Involvement of SSAT in Depression in Post-Mortem Brains
Sequeira A, Mamdani F, Limon-Ruiz A, Rollins B, Morgan L, Bunney W, Vawter M
Annual Meeting of the American College of Neuropsychopharmacology. 2015.
Background: Depression and suicidal behaviors are often observed in the same patients. However, only a subset of mood disorder patients ever attempt or complete suicide. Spermidine/Spermine N1-Acetyltransferase 1 is the rate limiting enzyme in the catabolism of polyamines and has been shown to be dysregulated in depressed suicides and in bipolar subjects with suicidal behaviors. The purpose of this study was to investigate brain gene expression changes associated with suicide in mood disorder patients in the dorsolateral prefrontal cortex (DLPFC), anterior cingulate cortex (ACC) and the nucleus accumbens (NACC).
Methods: Gene expression levels were of major SSAT1 isoforms were investigated by QPCR in a sample of 46 MDDs (18 non-suicides/26 suicides) and 20 Controls. Affymetrix HG-U133 Plus2.0 microarray chips data was available for a subset on subjects and was used for correlation analyses with other polyamine genes. Statistical analysis was performed using Partek Genomics Suite and an ANCOVA model was used to identify the differentially expressed genes between non-suicides and suicide controlling for age, gender, pH, and RNA degradation.
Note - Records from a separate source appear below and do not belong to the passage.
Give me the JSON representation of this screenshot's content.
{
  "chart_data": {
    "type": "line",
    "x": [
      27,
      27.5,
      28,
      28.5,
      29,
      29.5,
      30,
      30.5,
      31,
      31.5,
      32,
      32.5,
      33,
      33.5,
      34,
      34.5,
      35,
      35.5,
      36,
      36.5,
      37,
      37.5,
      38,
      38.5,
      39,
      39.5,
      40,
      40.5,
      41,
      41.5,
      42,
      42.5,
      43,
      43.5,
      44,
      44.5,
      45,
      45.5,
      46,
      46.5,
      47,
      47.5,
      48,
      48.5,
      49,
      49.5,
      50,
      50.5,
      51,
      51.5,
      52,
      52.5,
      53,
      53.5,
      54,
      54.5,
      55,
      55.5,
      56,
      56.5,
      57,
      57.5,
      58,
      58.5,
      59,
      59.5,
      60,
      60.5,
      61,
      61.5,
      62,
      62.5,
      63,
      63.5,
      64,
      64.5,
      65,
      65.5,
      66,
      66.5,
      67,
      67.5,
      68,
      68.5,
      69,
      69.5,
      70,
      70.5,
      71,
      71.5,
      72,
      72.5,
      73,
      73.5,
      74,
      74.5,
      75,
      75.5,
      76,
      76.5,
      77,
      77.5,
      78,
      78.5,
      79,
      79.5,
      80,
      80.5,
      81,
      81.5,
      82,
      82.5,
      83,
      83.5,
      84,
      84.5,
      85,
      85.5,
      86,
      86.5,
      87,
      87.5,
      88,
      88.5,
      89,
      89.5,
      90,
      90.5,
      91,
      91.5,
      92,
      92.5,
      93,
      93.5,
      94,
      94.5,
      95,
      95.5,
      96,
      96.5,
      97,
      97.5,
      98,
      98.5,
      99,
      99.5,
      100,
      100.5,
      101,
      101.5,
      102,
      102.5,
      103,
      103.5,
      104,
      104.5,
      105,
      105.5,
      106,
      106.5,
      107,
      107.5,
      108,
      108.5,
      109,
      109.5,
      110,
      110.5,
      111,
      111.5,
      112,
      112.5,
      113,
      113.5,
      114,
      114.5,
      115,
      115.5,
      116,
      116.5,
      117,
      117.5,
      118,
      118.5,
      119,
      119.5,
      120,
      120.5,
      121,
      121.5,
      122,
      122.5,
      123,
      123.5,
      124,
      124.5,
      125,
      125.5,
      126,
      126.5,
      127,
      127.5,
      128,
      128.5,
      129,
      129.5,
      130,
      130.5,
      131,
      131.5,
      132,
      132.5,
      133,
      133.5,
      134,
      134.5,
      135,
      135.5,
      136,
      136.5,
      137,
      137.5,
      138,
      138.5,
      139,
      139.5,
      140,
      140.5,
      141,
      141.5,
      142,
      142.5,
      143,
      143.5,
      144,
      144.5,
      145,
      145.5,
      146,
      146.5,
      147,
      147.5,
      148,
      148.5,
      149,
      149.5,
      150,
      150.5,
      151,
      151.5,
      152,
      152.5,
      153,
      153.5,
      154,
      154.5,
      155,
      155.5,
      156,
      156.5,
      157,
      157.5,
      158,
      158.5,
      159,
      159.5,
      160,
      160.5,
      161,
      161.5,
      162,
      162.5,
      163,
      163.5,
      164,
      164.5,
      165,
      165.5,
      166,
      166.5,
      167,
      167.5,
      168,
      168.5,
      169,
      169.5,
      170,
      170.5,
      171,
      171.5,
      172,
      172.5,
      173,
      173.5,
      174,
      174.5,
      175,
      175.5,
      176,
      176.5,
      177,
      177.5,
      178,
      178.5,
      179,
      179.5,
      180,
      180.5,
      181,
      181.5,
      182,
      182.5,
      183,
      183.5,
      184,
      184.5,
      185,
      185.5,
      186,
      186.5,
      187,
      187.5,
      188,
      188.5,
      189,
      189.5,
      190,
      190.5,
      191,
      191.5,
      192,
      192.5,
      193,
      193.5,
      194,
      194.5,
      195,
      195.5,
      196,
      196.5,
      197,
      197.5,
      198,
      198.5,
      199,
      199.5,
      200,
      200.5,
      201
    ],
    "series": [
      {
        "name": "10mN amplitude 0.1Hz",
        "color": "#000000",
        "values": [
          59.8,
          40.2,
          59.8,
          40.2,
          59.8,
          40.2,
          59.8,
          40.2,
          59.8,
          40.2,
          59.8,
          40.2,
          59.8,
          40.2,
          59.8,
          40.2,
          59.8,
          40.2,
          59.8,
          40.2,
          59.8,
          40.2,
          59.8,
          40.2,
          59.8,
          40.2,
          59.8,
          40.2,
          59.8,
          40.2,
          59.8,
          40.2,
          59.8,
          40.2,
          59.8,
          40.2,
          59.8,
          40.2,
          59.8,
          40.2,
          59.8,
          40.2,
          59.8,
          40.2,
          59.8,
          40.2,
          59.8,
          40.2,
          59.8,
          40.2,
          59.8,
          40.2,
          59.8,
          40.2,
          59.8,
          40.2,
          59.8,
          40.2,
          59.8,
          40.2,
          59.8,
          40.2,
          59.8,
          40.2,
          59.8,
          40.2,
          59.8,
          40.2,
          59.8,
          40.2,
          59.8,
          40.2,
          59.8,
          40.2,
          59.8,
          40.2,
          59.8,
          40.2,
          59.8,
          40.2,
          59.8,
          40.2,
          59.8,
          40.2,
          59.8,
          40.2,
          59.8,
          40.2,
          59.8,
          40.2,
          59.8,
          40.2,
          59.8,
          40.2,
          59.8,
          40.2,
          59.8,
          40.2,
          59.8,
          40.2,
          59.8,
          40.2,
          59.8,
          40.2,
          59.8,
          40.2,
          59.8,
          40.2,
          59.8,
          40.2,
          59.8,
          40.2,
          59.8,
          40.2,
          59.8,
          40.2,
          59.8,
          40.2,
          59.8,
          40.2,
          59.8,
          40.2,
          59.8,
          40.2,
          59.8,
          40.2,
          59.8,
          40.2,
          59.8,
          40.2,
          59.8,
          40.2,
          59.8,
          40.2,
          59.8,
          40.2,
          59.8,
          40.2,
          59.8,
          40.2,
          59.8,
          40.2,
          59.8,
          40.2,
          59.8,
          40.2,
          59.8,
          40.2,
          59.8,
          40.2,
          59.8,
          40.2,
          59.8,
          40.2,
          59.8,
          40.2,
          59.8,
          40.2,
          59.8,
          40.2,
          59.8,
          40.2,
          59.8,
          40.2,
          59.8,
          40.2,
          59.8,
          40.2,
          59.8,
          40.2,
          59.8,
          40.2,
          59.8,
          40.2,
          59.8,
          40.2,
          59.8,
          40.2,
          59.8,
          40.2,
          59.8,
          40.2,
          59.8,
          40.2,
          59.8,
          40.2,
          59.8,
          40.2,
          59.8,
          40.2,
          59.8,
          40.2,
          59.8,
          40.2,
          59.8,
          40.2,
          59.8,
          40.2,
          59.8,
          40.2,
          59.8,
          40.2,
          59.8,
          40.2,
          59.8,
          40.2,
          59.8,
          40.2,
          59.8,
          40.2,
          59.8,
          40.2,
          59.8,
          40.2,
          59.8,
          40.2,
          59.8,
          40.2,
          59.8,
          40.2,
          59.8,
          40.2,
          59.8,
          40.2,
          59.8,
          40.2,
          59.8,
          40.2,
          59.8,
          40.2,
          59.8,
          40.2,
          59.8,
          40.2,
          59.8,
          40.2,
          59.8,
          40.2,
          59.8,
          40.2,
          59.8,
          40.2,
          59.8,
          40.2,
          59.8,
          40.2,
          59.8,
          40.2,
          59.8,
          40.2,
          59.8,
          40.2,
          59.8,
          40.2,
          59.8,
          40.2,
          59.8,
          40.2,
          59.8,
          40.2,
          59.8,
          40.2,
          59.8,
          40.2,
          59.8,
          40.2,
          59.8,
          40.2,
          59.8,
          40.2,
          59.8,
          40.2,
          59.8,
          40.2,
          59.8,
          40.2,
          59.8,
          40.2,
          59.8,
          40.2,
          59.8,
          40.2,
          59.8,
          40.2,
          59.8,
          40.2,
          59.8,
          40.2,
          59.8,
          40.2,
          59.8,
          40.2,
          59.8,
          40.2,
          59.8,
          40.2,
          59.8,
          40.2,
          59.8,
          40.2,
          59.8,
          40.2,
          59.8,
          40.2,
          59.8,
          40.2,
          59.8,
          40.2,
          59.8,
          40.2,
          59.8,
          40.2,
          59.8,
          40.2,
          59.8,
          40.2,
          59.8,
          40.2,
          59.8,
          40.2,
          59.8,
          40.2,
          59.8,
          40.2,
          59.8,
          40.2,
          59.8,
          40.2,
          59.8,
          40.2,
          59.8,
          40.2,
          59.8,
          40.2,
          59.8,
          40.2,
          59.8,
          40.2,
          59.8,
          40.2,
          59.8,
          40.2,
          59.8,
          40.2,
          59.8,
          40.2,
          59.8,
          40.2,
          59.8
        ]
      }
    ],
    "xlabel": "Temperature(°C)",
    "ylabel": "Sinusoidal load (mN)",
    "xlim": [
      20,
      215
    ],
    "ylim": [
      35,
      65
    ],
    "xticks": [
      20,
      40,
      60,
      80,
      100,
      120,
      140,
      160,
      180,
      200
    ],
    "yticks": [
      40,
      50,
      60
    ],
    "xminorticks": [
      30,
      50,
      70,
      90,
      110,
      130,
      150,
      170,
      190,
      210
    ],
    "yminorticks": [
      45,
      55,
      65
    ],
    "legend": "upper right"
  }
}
Confirmation of results was performed by Western Blot using a Protein Simple imaging system and a commercially available anti-SSAT1 antibody (Novus).
Results: No correlation between gene expression levels and age, gender, pH or RNA degradation measures was observed. We confirmed the previously reported decrease in SSAT expression in depressed suicides and major depression subjects. We also observed a similar decrease in expression of another SSAT variant (isSSAT1) in major depressed subjects across brain regions. However, suicide overall did not play a major role as a factor in SSAT1 expression levels. Globally, expression levels were highly correlated between the most common SSAT1 isoforms across brain regions.
Conclusions: Major depressive disorder is a complex, multifactorial disorder, characterized by a significantly higher risk of committing suicide than the general population. Few post-mortem gene expression studies have been able to compare suicide versus non-suicide gene expression levels in post-mortem brains, and none have actually combined gene expression with protein expression in the same cohort. The identification of depression versus suicide risk factors could also lead to potential drug targets and a fundamental understanding of the molecular basis of these complex behaviors. Our findings support the involvement of the polyamine system and particularly of SSAT1 in major depression. The role of SSAT1 in suicide specifically is less clear as no suicide specific effect was observed.